In ADBI’s developing Asia debt and climate heatmap, the Philippines’ gross debt-to-gross domestic product (GDP) ratio of 57 percent was tagged as “moderate.”
However, the country’s 16.4-percent share of interest payments to government revenues was flagged by ADBI as “high.”
ADBI noted that while the Philippines’ gross debt-to-GDP ratio fell to 37.1 percent in 2018 from 50 percent in 2008, the share soared to 56.5 percent in 2023.
Annual interest expense as a percentage of government revenue also dropped to 12.3 percent in 2018 from 24.1 percent in 2008; however, the ratio climbed in 2023 to 16.4 percent.
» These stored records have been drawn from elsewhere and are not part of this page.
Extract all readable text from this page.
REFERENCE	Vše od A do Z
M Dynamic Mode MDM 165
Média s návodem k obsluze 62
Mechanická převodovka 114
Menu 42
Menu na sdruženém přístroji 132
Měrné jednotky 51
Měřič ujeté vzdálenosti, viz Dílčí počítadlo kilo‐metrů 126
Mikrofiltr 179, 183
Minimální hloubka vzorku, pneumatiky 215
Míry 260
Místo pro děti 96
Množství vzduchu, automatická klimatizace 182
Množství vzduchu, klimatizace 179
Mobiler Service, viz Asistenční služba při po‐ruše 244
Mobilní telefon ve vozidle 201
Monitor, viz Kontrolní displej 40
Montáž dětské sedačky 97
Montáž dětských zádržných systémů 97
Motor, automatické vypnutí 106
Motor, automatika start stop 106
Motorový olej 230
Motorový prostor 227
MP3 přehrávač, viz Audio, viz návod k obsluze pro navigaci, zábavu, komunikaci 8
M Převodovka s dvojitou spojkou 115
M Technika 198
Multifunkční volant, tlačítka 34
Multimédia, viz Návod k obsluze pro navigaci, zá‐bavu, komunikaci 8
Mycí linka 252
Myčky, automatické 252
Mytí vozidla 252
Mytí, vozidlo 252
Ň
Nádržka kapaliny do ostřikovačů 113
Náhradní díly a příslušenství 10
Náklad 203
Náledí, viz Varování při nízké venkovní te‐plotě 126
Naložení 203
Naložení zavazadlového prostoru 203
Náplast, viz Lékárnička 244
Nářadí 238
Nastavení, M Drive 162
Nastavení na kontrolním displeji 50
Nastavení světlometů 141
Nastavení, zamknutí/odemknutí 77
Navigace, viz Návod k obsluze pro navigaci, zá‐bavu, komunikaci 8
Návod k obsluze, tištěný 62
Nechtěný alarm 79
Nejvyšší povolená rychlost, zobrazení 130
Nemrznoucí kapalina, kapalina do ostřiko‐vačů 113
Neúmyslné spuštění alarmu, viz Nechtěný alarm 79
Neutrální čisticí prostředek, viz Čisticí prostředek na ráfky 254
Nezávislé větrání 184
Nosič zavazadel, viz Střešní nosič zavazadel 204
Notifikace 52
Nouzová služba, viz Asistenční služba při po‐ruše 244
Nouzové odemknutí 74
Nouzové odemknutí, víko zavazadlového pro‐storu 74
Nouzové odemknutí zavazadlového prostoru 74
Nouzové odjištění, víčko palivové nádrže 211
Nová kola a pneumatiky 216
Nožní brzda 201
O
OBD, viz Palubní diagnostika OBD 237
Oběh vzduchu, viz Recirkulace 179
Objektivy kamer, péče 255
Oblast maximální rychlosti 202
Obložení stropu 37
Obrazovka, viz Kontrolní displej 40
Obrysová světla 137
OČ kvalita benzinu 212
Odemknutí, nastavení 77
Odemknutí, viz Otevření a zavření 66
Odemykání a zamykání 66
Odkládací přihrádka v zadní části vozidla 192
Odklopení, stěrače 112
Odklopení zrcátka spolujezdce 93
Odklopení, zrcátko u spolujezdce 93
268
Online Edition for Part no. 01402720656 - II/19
ADBI placed the Philippines’ progress so far in achieving the United Nations’ (UN) Sustainable Development Goals (SDGs) at only 53 percent, while the country also faces “moderate” climate vulnerability.
As such, ADBI described as “moderate” the composite risk that the Philippines has to deal with from its mounting debt and exposure to climate hazards.
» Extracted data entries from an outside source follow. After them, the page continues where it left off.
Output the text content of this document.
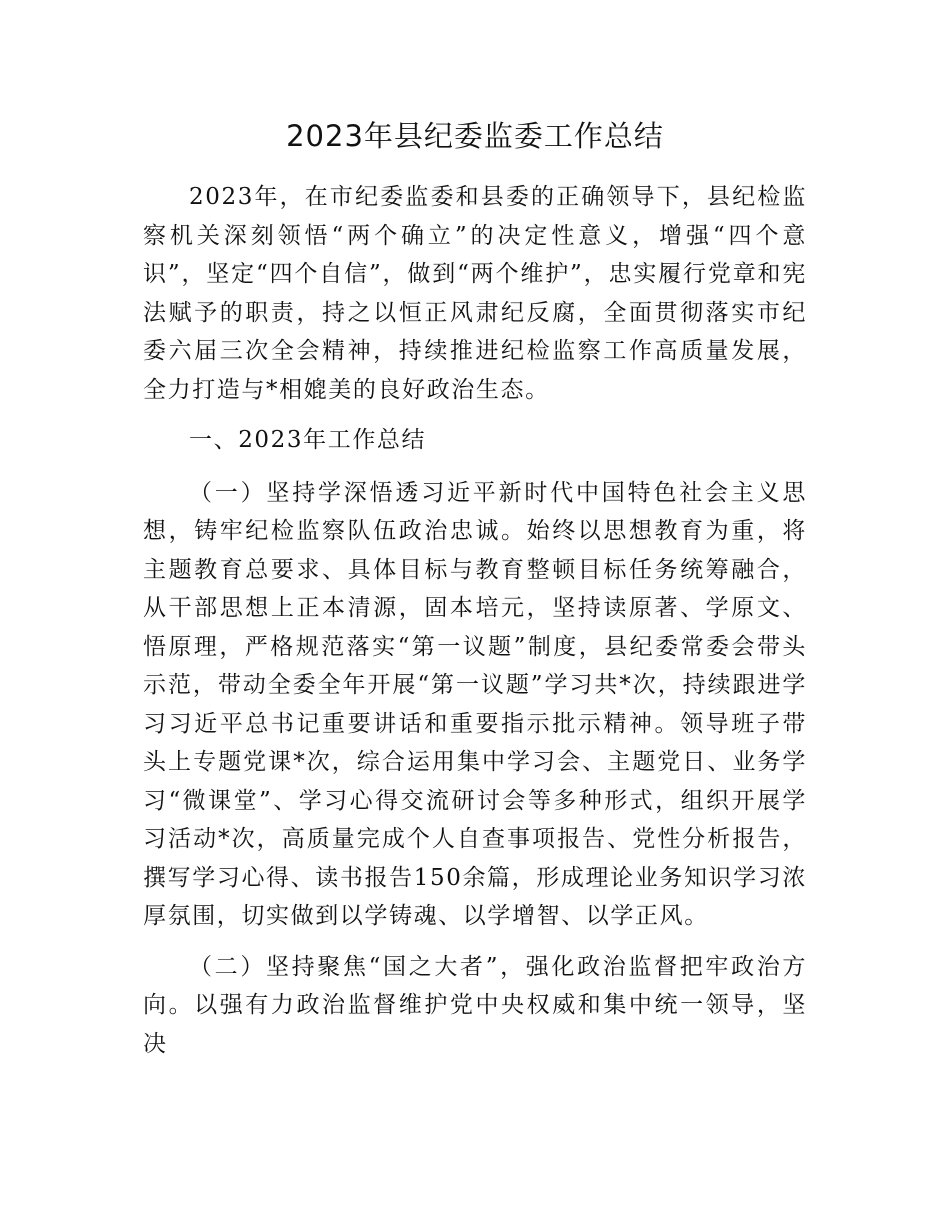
2023年县纪委监委工作总结

2023年，在市纪委监委和县委的正确领导下，县纪检监察机关深刻领悟“两个确立”的决定性意义，增强“四个意识”，坚定“四个自信”，做到“两个维护”，忠实履行党章和宪法赋予的职责，持之以恒正风肃纪反腐，全面贯彻落实市纪委六届三次全会精神，持续推进纪检监察工作高质量发展，全力打造与*相媲美的良好政治生态。

一、2023年工作总结

（一）坚持学深悟透习近平新时代中国特色社会主义思想，铸牢纪检监察队伍政治忠诚。始终以思想教育为重，将主题教育总要求、具体目标与教育整顿目标任务统筹融合，从干部思想上正本清源，固本培元，坚持读原著、学原文、悟原理，严格规范落实“第一议题”制度，县纪委常委会带头示范，带动全委全年开展“第一议题”学习共*次，持续跟进学习习近平总书记重要讲话和重要指示批示精神。领导班子带头上专题党课*次，综合运用集中学习会、主题党日、业务学习“微课堂”、学习心得交流研讨会等多种形式，组织开展学习活动*次，高质量完成个人自查事项报告、党性分析报告，撰写学习心得、读书报告150余篇，形成理论业务知识学习浓厚氛围，切实做到以学铸魂、以学增智、以学正风。

（二）坚持聚焦“国之大者”，强化政治监督把牢政治方向。以强有力政治监督维护党中央权威和集中统一领导，坚决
Manila Bulletin reported in April data from the Washington-based global financial industry association Institute of International Finance (IIF) showing that from 2022 to 2024, the Philippines’ debt servicing budget averaged 6.2 percent of GDP.
Amortization or principal repayments as a share of Philippine GDP reached 3.8 percent, while interest payments stood at 2.4 percent.
IIF data showed that the Philippines’ debt payments exceeded the budgets for more important sectors like education (an average of 3.6 percent of GDP from 2022 to 2024), health (1.2 percent of GDP), and the military (1.1 percent of GDP).
The Philippines will repay a record ₱2.05 trillion in debt this year, up from ₱2.02 trillion last year.
The national government will settle over ₱1.2 trillion in principal amortization in 2025, on top of more than ₱848 billion in interest.
The IIF had cited the Philippines as among the countries that have experienced both rising interest costs and falling social expenditures during the period 2018 to 2024.